It’s a question we’re hearing more and more across the recruitment industry.

“Why don’t candidates answer their phones anymore?”

Response rates are dropping. Calls go to voicemail. LinkedIn messages are left unread. WhatsApps are ignored.

It’s easy to label it as candidate disengagement. But what if we’re asking the wrong question?

Instead of asking why candidates aren’t answering, maybe we should be asking something else.

What has the market taught them about answering?

The Candidate Experience (That We Don’t Always See)

When we speak to job seekers, a consistent pattern emerges. They tell us:

  • “I’m getting constant calls.”
  • “They say it’s about a role, then try to sell me CV writing services.”
  • “They won’t tell me who the client is.”
  • “They won’t even explain what the job actually involves.”

Is it really surprising that scepticism is growing?

Many professionals now receive multiple cold calls per week. Some receive daily messages across LinkedIn, WhatsApp, and even Telegram, often with little to no context:

  • “Exciting opportunity.”
  • “Urgent role.”
  • “Great client.”

Missing key information like: Company name, salary band, location and having no real detail.

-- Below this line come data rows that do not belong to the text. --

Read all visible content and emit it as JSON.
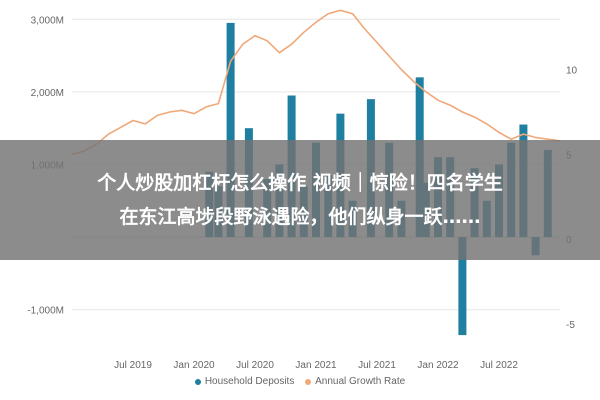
{
  "chart_data": {
    "type": "bar",
    "ylabel_left_ticks": [
      "3,000M",
      "2,000M",
      "1,000M",
      "-1,000M"
    ],
    "ylabel_right_ticks": [
      "10",
      "5",
      "0",
      "-5"
    ],
    "x_tick_labels": [
      "Jul 2019",
      "Jan 2020",
      "Jul 2020",
      "Jan 2021",
      "Jul 2021",
      "Jan 2022",
      "Jul 2022"
    ],
    "ylim_left": [
      -1500,
      3100
    ],
    "ylim_right": [
      -6.3,
      13.4
    ],
    "x_start": 2019.0,
    "x_end": 2023.0,
    "grid": true,
    "legend_position": "bottom-center",
    "series": [
      {
        "name": "Household Deposits",
        "kind": "bar",
        "color": "#1f7fa0",
        "x": [
          2020.125,
          2020.2,
          2020.3,
          2020.45,
          2020.6,
          2020.7,
          2020.8,
          2020.9,
          2021.0,
          2021.1,
          2021.2,
          2021.3,
          2021.45,
          2021.6,
          2021.7,
          2021.85,
          2021.9,
          2022.0,
          2022.1,
          2022.2,
          2022.3,
          2022.4,
          2022.5,
          2022.6,
          2022.7,
          2022.8,
          2022.9
        ],
        "values": [
          900,
          700,
          2950,
          1500,
          800,
          1000,
          1950,
          700,
          1300,
          850,
          1700,
          500,
          1900,
          1300,
          500,
          2200,
          750,
          1100,
          1100,
          -1350,
          950,
          500,
          1000,
          1300,
          1550,
          -250,
          1200
        ]
      },
      {
        "name": "Annual Growth Rate",
        "kind": "line",
        "color": "#f0a878",
        "x": [
          2019.0,
          2019.1,
          2019.2,
          2019.3,
          2019.4,
          2019.5,
          2019.6,
          2019.7,
          2019.8,
          2019.9,
          2020.0,
          2020.1,
          2020.2,
          2020.3,
          2020.4,
          2020.5,
          2020.6,
          2020.7,
          2020.8,
          2020.9,
          2021.0,
          2021.1,
          2021.2,
          2021.3,
          2021.4,
          2021.5,
          2021.6,
          2021.7,
          2021.8,
          2021.9,
          2022.0,
          2022.1,
          2022.2,
          2022.3,
          2022.4,
          2022.5,
          2022.6,
          2022.7,
          2022.8,
          2022.9,
          2023.0
        ],
        "values": [
          5.0,
          5.2,
          5.6,
          6.2,
          6.6,
          7.0,
          6.8,
          7.3,
          7.5,
          7.6,
          7.4,
          7.8,
          8.0,
          10.5,
          11.5,
          12.0,
          11.7,
          11.0,
          11.5,
          12.2,
          12.8,
          13.3,
          13.5,
          13.3,
          12.4,
          11.6,
          10.8,
          10.0,
          9.3,
          8.7,
          8.2,
          7.9,
          7.5,
          7.2,
          6.8,
          6.3,
          5.9,
          6.2,
          6.0,
          5.9,
          5.8
        ]
      }
    ]
  },
  "legend": {
    "items": [
      {
        "label": "Household Deposits",
        "color": "#1f7fa0"
      },
      {
        "label": "Annual Growth Rate",
        "color": "#f0a878"
      }
    ]
  },
  "overlay": {
    "line1": "个人炒股加杠杆怎么操作 视频｜惊险！四名学生",
    "line2": "在东江高埗段野泳遇险，他们纵身一跃……"
  }
}
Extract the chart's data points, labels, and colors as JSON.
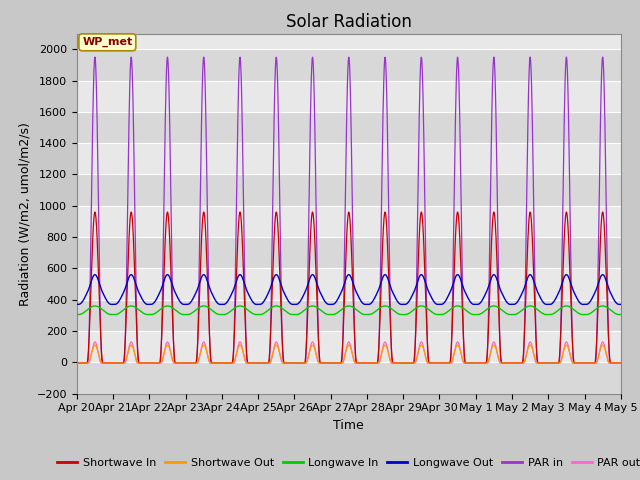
{
  "title": "Solar Radiation",
  "xlabel": "Time",
  "ylabel": "Radiation (W/m2, umol/m2/s)",
  "ylim": [
    -200,
    2100
  ],
  "yticks": [
    -200,
    0,
    200,
    400,
    600,
    800,
    1000,
    1200,
    1400,
    1600,
    1800,
    2000
  ],
  "station_label": "WP_met",
  "fig_bg_color": "#c8c8c8",
  "plot_bg_color": "#e8e8e8",
  "n_days": 15,
  "x_tick_labels": [
    "Apr 20",
    "Apr 21",
    "Apr 22",
    "Apr 23",
    "Apr 24",
    "Apr 25",
    "Apr 26",
    "Apr 27",
    "Apr 28",
    "Apr 29",
    "Apr 30",
    "May 1",
    "May 2",
    "May 3",
    "May 4",
    "May 5"
  ],
  "series": {
    "shortwave_in": {
      "color": "#cc0000",
      "label": "Shortwave In",
      "peak": 960,
      "baseline": -5
    },
    "shortwave_out": {
      "color": "#ff9900",
      "label": "Shortwave Out",
      "peak": 110,
      "baseline": -5
    },
    "longwave_in": {
      "color": "#00cc00",
      "label": "Longwave In",
      "day_val": 360,
      "night_val": 305
    },
    "longwave_out": {
      "color": "#0000cc",
      "label": "Longwave Out",
      "day_val": 510,
      "night_val": 370
    },
    "par_in": {
      "color": "#9933cc",
      "label": "PAR in",
      "peak": 1950,
      "baseline": -5
    },
    "par_out": {
      "color": "#ff66cc",
      "label": "PAR out",
      "peak": 130,
      "baseline": -5
    }
  },
  "title_fontsize": 12,
  "label_fontsize": 9,
  "tick_fontsize": 8,
  "legend_fontsize": 8
}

From the candidate’s perspective, answering an unknown recruiter call increasingly feels like a gamble.

The Trust Deficit in Recruitment

Recruitment is built on one core principle: trust.

Candidates trust recruiters with:

  • Their career moves
  • Their personal data
  • Their current employment situation
  • Their long-term professional goals

But trust is fragile.

When professionals are repeatedly contacted about irrelevant roles, sometimes in industries they left years ago. Confidence in outreach naturally declines.

When roles appear vague or potentially non-existent, candidates start to question the legitimacy of the opportunity.

And when they feel like they’re being treated as a database entry rather than a person, they disengage.

Then the industry asks:

  • Why are response rates dropping?
  • Why does it feel harder to build candidate pipelines?
  • Why is engagement lower than it was five years ago?

Perhaps the market itself has trained candidates to be cautious.

Speed, Volume, and the Automation Problem

Modern recruitment tools have made outreach easier than ever with:

  • Bulk messaging.
  • Automated campaigns.
  • One-click CV sends.

But convenience doesn’t equal connection and it has come with a cost.

The more volume-based recruitment becomes, the more candidates feel like they’re part of a numbers game.

And when communication becomes transactional, relationships suffer.

Candidates aren’t ignoring calls because they’re unprofessional. They’re screening for credibility.